Filth – Against a Black deck, giving all of your creature swampwalk will likely give you the game.

Seize the Soul – Good against decks with a strong Green, Blue, or Red elements and running creatures. This is great against big Green beef, Dragon decks, and so forth.

Eastern Paladin – Not only a solid 3/3 creature but also a hoser against Green.

Persecute – This can hose any mono-colored strategy.

Massacre – Great against weenie decks

No Mercy – Great against any creature-based deck, especially those that have creatures that get past your defenses. Now any shadow, protection from Black, swamplkwalking enemies get just one hit in and that’s it. Other than Edicts that require a specific circumstance to work, this is typically one of the few Akroma killers in straight Black

Braids – This is good against any deck where you have extra permanents, like lands and creatures and whatnot. Grab Braids against a control deck that needs its lands and start trading creatures for lands in order to get the opponent down.
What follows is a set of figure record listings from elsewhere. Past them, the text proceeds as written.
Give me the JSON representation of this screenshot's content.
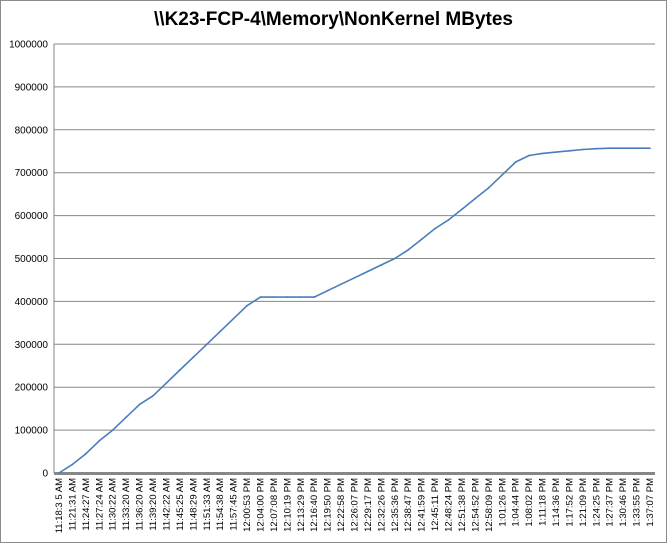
{
  "chart_data": {
    "type": "line",
    "title": "\\\\K23-FCP-4\\Memory\\NonKernel MBytes",
    "xlabel": "",
    "ylabel": "",
    "ylim": [
      0,
      1000000
    ],
    "yticks": [
      0,
      100000,
      200000,
      300000,
      400000,
      500000,
      600000,
      700000,
      800000,
      900000,
      1000000
    ],
    "ytick_labels": [
      "0",
      "100000",
      "200000",
      "300000",
      "400000",
      "500000",
      "600000",
      "700000",
      "800000",
      "900000",
      "1000000"
    ],
    "grid": "horizontal",
    "legend": "none",
    "line_color": "#4a7ebb",
    "grid_color": "#878787",
    "x_tick_labels": [
      "11:18:3 5 AM",
      "11:21:31 AM",
      "11:24:27 AM",
      "11:27:24 AM",
      "11:30:22 AM",
      "11:33:20 AM",
      "11:36:20 AM",
      "11:39:20 AM",
      "11:42:22 AM",
      "11:45:25 AM",
      "11:48:29 AM",
      "11:51:33 AM",
      "11:54:38 AM",
      "11:57:45 AM",
      "12:00:53 PM",
      "12:04:00 PM",
      "12:07:08 PM",
      "12:10:19 PM",
      "12:13:29 PM",
      "12:16:40 PM",
      "12:19:50 PM",
      "12:22:58 PM",
      "12:26:07 PM",
      "12:29:17 PM",
      "12:32:26 PM",
      "12:35:36 PM",
      "12:38:47 PM",
      "12:41:59 PM",
      "12:45:11 PM",
      "12:48:24 PM",
      "12:51:38 PM",
      "12:54:52 PM",
      "12:58:09 PM",
      "1:01:26 PM",
      "1:04:44 PM",
      "1:08:02 PM",
      "1:11:18 PM",
      "1:14:36 PM",
      "1:17:52 PM",
      "1:21:09 PM",
      "1:24:25 PM",
      "1:27:37 PM",
      "1:30:46 PM",
      "1:33:55 PM",
      "1:37:07 PM"
    ],
    "series": [
      {
        "values": [
          0,
          20000,
          45000,
          75000,
          100000,
          130000,
          160000,
          180000,
          210000,
          240000,
          270000,
          300000,
          330000,
          360000,
          390000,
          410000,
          410000,
          410000,
          410000,
          410000,
          425000,
          440000,
          455000,
          470000,
          485000,
          500000,
          520000,
          545000,
          570000,
          590000,
          615000,
          640000,
          665000,
          695000,
          725000,
          740000,
          745000,
          748000,
          751000,
          754000,
          756000,
          757000,
          757000,
          757000,
          757000
        ]
      }
    ]
  }
}
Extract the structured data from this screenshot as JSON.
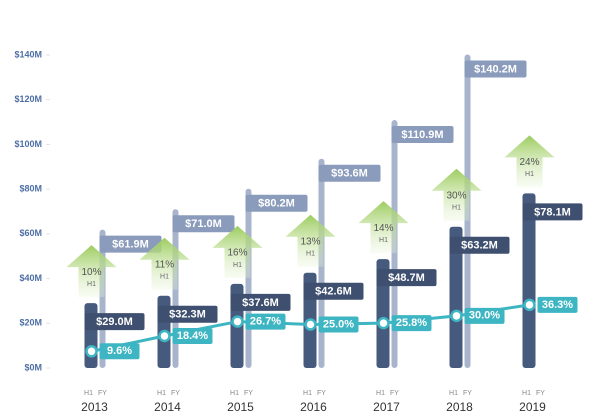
{
  "chart_data": {
    "type": "bar",
    "categories": [
      "2013",
      "2014",
      "2015",
      "2016",
      "2017",
      "2018",
      "2019"
    ],
    "series": [
      {
        "name": "H1",
        "color": "#465a7e",
        "label_color": "#3e4f6f",
        "values": [
          29.0,
          32.3,
          37.6,
          42.6,
          48.7,
          63.2,
          78.1
        ],
        "value_labels": [
          "$29.0M",
          "$32.3M",
          "$37.6M",
          "$42.6M",
          "$48.7M",
          "$63.2M",
          "$78.1M"
        ]
      },
      {
        "name": "FY",
        "color": "#a7b4cc",
        "label_color": "#8a9bbb",
        "values": [
          61.9,
          71.0,
          80.2,
          93.6,
          110.9,
          140.2,
          null
        ],
        "value_labels": [
          "$61.9M",
          "$71.0M",
          "$80.2M",
          "$93.6M",
          "$110.9M",
          "$140.2M",
          null
        ]
      }
    ],
    "growth": {
      "color": "#9ccc5e",
      "values": [
        10,
        11,
        16,
        13,
        14,
        30,
        24
      ],
      "value_labels": [
        "10%",
        "11%",
        "16%",
        "13%",
        "14%",
        "30%",
        "24%"
      ]
    },
    "margin": {
      "color": "#3db5c2",
      "axis": "y2",
      "values": [
        9.6,
        18.4,
        26.7,
        25.0,
        25.8,
        30.0,
        36.3
      ],
      "value_labels": [
        "9.6%",
        "18.4%",
        "26.7%",
        "25.0%",
        "25.8%",
        "30.0%",
        "36.3%"
      ]
    },
    "ylim": [
      0,
      140
    ],
    "yticks": [
      {
        "value": 0,
        "label": "$0M"
      },
      {
        "value": 20,
        "label": "$20M"
      },
      {
        "value": 40,
        "label": "$40M"
      },
      {
        "value": 60,
        "label": "$60M"
      },
      {
        "value": 80,
        "label": "$80M"
      },
      {
        "value": 100,
        "label": "$100M"
      },
      {
        "value": 120,
        "label": "$120M"
      },
      {
        "value": 140,
        "label": "$140M"
      }
    ],
    "y2lim": [
      0,
      180
    ]
  }
}
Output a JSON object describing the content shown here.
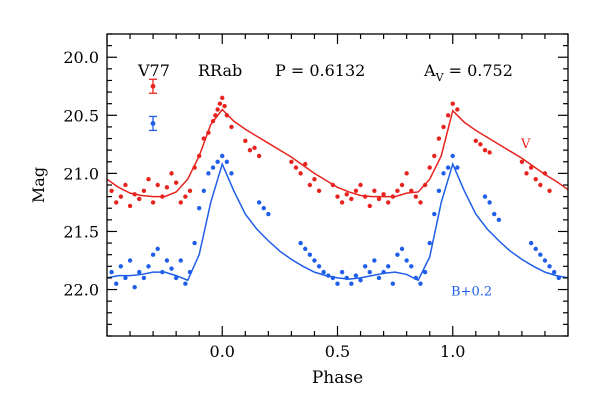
{
  "chart_data": {
    "type": "scatter",
    "header": {
      "star": "V77",
      "class": "RRab",
      "period_label": "P = 0.6132",
      "amp_prefix": "A",
      "amp_sub": "V",
      "amp_value": " = 0.752"
    },
    "xlabel": "Phase",
    "ylabel": "Mag",
    "xlim": [
      -0.5,
      1.5
    ],
    "ylim": [
      22.4,
      19.8
    ],
    "y_inverted": true,
    "grid": false,
    "x_ticks": [
      0.0,
      0.5,
      1.0
    ],
    "x_tick_labels": [
      "0.0",
      "0.5",
      "1.0"
    ],
    "y_ticks": [
      20.0,
      20.5,
      21.0,
      21.5,
      22.0
    ],
    "y_tick_labels": [
      "20.0",
      "20.5",
      "21.0",
      "21.5",
      "22.0"
    ],
    "colors": {
      "V": "#e8231e",
      "B": "#1f5ee8",
      "frame": "#000000"
    },
    "series": [
      {
        "name": "V",
        "label": "V",
        "color": "#e8231e",
        "fit_x": [
          -0.5,
          -0.45,
          -0.4,
          -0.35,
          -0.3,
          -0.25,
          -0.2,
          -0.15,
          -0.1,
          -0.05,
          0.0,
          0.05,
          0.1,
          0.15,
          0.2,
          0.25,
          0.3,
          0.35,
          0.4,
          0.45,
          0.5,
          0.55,
          0.6,
          0.65,
          0.7,
          0.75,
          0.8,
          0.85,
          0.9,
          0.95,
          1.0,
          1.05,
          1.1,
          1.15,
          1.2,
          1.25,
          1.3,
          1.35,
          1.4,
          1.45,
          1.5
        ],
        "fit_y": [
          21.05,
          21.12,
          21.17,
          21.19,
          21.2,
          21.2,
          21.16,
          21.05,
          20.85,
          20.58,
          20.45,
          20.55,
          20.62,
          20.68,
          20.74,
          20.8,
          20.86,
          20.93,
          21.0,
          21.06,
          21.12,
          21.16,
          21.19,
          21.2,
          21.2,
          21.2,
          21.17,
          21.16,
          21.05,
          20.85,
          20.46,
          20.56,
          20.63,
          20.69,
          20.75,
          20.81,
          20.87,
          20.94,
          21.01,
          21.07,
          21.14
        ],
        "points_x": [
          -0.48,
          -0.46,
          -0.44,
          -0.42,
          -0.4,
          -0.38,
          -0.36,
          -0.34,
          -0.32,
          -0.3,
          -0.28,
          -0.26,
          -0.24,
          -0.22,
          -0.2,
          -0.18,
          -0.16,
          -0.14,
          -0.12,
          -0.1,
          -0.08,
          -0.06,
          -0.04,
          -0.03,
          -0.02,
          -0.01,
          0.0,
          0.01,
          0.02,
          0.04,
          0.1,
          0.12,
          0.14,
          0.16,
          0.3,
          0.32,
          0.34,
          0.36,
          0.38,
          0.4,
          0.42,
          0.48,
          0.5,
          0.52,
          0.54,
          0.56,
          0.58,
          0.6,
          0.62,
          0.64,
          0.66,
          0.68,
          0.7,
          0.72,
          0.74,
          0.76,
          0.78,
          0.8,
          0.82,
          0.84,
          0.86,
          0.88,
          0.9,
          0.92,
          0.94,
          0.96,
          0.98,
          1.0,
          1.02,
          1.1,
          1.12,
          1.14,
          1.16,
          1.3,
          1.32,
          1.34,
          1.36,
          1.38,
          1.4,
          1.42
        ],
        "points_y": [
          21.15,
          21.25,
          21.2,
          21.1,
          21.28,
          21.18,
          21.22,
          21.15,
          21.05,
          21.25,
          21.1,
          21.2,
          21.12,
          21.0,
          21.08,
          21.25,
          21.2,
          21.15,
          20.95,
          20.85,
          20.7,
          20.65,
          20.55,
          20.5,
          20.45,
          20.4,
          20.35,
          20.42,
          20.5,
          20.6,
          20.72,
          20.8,
          20.78,
          20.85,
          20.9,
          20.95,
          21.0,
          20.92,
          21.1,
          21.05,
          21.15,
          21.1,
          21.2,
          21.25,
          21.18,
          21.22,
          21.15,
          21.1,
          21.2,
          21.28,
          21.15,
          21.22,
          21.18,
          21.25,
          21.2,
          21.15,
          21.1,
          21.0,
          21.15,
          21.2,
          21.25,
          21.1,
          20.95,
          20.85,
          20.7,
          20.6,
          20.5,
          20.4,
          20.45,
          20.72,
          20.75,
          20.8,
          20.82,
          20.9,
          21.0,
          20.95,
          21.05,
          21.1,
          21.0,
          21.15
        ]
      },
      {
        "name": "B",
        "label": "B+0.2",
        "color": "#1f5ee8",
        "fit_x": [
          -0.5,
          -0.45,
          -0.4,
          -0.35,
          -0.3,
          -0.25,
          -0.2,
          -0.15,
          -0.1,
          -0.05,
          0.0,
          0.05,
          0.1,
          0.15,
          0.2,
          0.25,
          0.3,
          0.35,
          0.4,
          0.45,
          0.5,
          0.55,
          0.6,
          0.65,
          0.7,
          0.75,
          0.8,
          0.85,
          0.9,
          0.95,
          1.0,
          1.05,
          1.1,
          1.15,
          1.2,
          1.25,
          1.3,
          1.35,
          1.4,
          1.45,
          1.5
        ],
        "fit_y": [
          21.9,
          21.88,
          21.88,
          21.87,
          21.85,
          21.85,
          21.88,
          21.92,
          21.7,
          21.25,
          20.92,
          21.15,
          21.35,
          21.48,
          21.58,
          21.67,
          21.74,
          21.8,
          21.85,
          21.88,
          21.9,
          21.91,
          21.9,
          21.88,
          21.86,
          21.85,
          21.87,
          21.92,
          21.72,
          21.25,
          20.92,
          21.15,
          21.35,
          21.48,
          21.58,
          21.67,
          21.74,
          21.8,
          21.85,
          21.88,
          21.9
        ],
        "points_x": [
          -0.48,
          -0.46,
          -0.44,
          -0.42,
          -0.4,
          -0.38,
          -0.36,
          -0.34,
          -0.32,
          -0.3,
          -0.28,
          -0.26,
          -0.24,
          -0.22,
          -0.2,
          -0.18,
          -0.16,
          -0.14,
          -0.12,
          -0.1,
          -0.08,
          -0.06,
          -0.04,
          -0.02,
          0.0,
          0.02,
          0.04,
          0.16,
          0.18,
          0.2,
          0.34,
          0.36,
          0.38,
          0.4,
          0.42,
          0.44,
          0.46,
          0.48,
          0.5,
          0.52,
          0.54,
          0.56,
          0.58,
          0.6,
          0.62,
          0.64,
          0.66,
          0.68,
          0.7,
          0.72,
          0.74,
          0.76,
          0.78,
          0.8,
          0.82,
          0.84,
          0.86,
          0.88,
          0.9,
          0.92,
          0.94,
          0.96,
          0.98,
          1.0,
          1.02,
          1.14,
          1.16,
          1.18,
          1.2,
          1.34,
          1.36,
          1.38,
          1.4,
          1.42,
          1.44,
          1.46
        ],
        "points_y": [
          21.85,
          21.95,
          21.8,
          21.9,
          21.75,
          21.98,
          21.85,
          21.9,
          21.8,
          21.7,
          21.65,
          21.85,
          21.75,
          21.82,
          21.9,
          21.75,
          21.95,
          21.85,
          21.6,
          21.3,
          21.15,
          21.0,
          20.95,
          20.9,
          20.85,
          20.9,
          21.0,
          21.25,
          21.3,
          21.35,
          21.6,
          21.65,
          21.7,
          21.75,
          21.8,
          21.85,
          21.88,
          21.9,
          21.95,
          21.85,
          21.9,
          21.95,
          21.88,
          21.92,
          21.8,
          21.85,
          21.75,
          21.9,
          21.85,
          21.8,
          21.95,
          21.7,
          21.65,
          21.75,
          21.8,
          21.9,
          21.95,
          21.85,
          21.6,
          21.35,
          21.15,
          21.0,
          20.95,
          20.85,
          20.95,
          21.2,
          21.25,
          21.35,
          21.4,
          21.6,
          21.65,
          21.7,
          21.75,
          21.8,
          21.85,
          21.9
        ]
      }
    ]
  }
}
Well, that gives you an idea of a Silver Bullet deck. If you decide to try one out, I wish you luck.

The Impossible Combo Deck (Creates Huge Combo – For Fun)

This is the Johnniest of all of the Subtypes. This Subtype is all about playing a fun combination of cards. If the combo goes off once, the player is happy and the deck is often retired. The player doesn’t remember the twelve loses, but that one time they beat Abe with that crazy combo deck.

I could list all of the possible ways to build an Impossible Combo deck, but to be honest, this isn’t a Subtype that needs a lot of exposition. You build a deck, and then you play it a bit. That’s all there is to it.

A lot of these decks use cards in ways you might not have thought about. An example of a deck which is borderline Impossible Combo is my first Justice deck from yesterday’s Daily, when I changed Justice to affect White permanents, made it a creature, Donated it, and then used a White source to deal direct damage to the opponent. It used Justice is a very different (fun!) way.

This is the sort of deck that is an Impossible Combo deck. Instead of building another deck for you, I’ll just link to yesterday’s article so you can browse it at your leisure.

Once you’ve taken a look at the Justice deck, let’s wrap things up here.

As you can see, Crazy Combo Man ideas are a bit more “out there” than the other Archetypes. It can take a while to consolidate ideas from CCM decks as well, and building the decks was harder for me because of that.

Tons of people love CCM decks, and over the years, tournament level CCM decks have stolen the luster of CCM decks by being boring to play against. Most CCM decks are fun to play against, especially around the kitchen table. I wish you joy in all of your deck building, especially with your combo decks.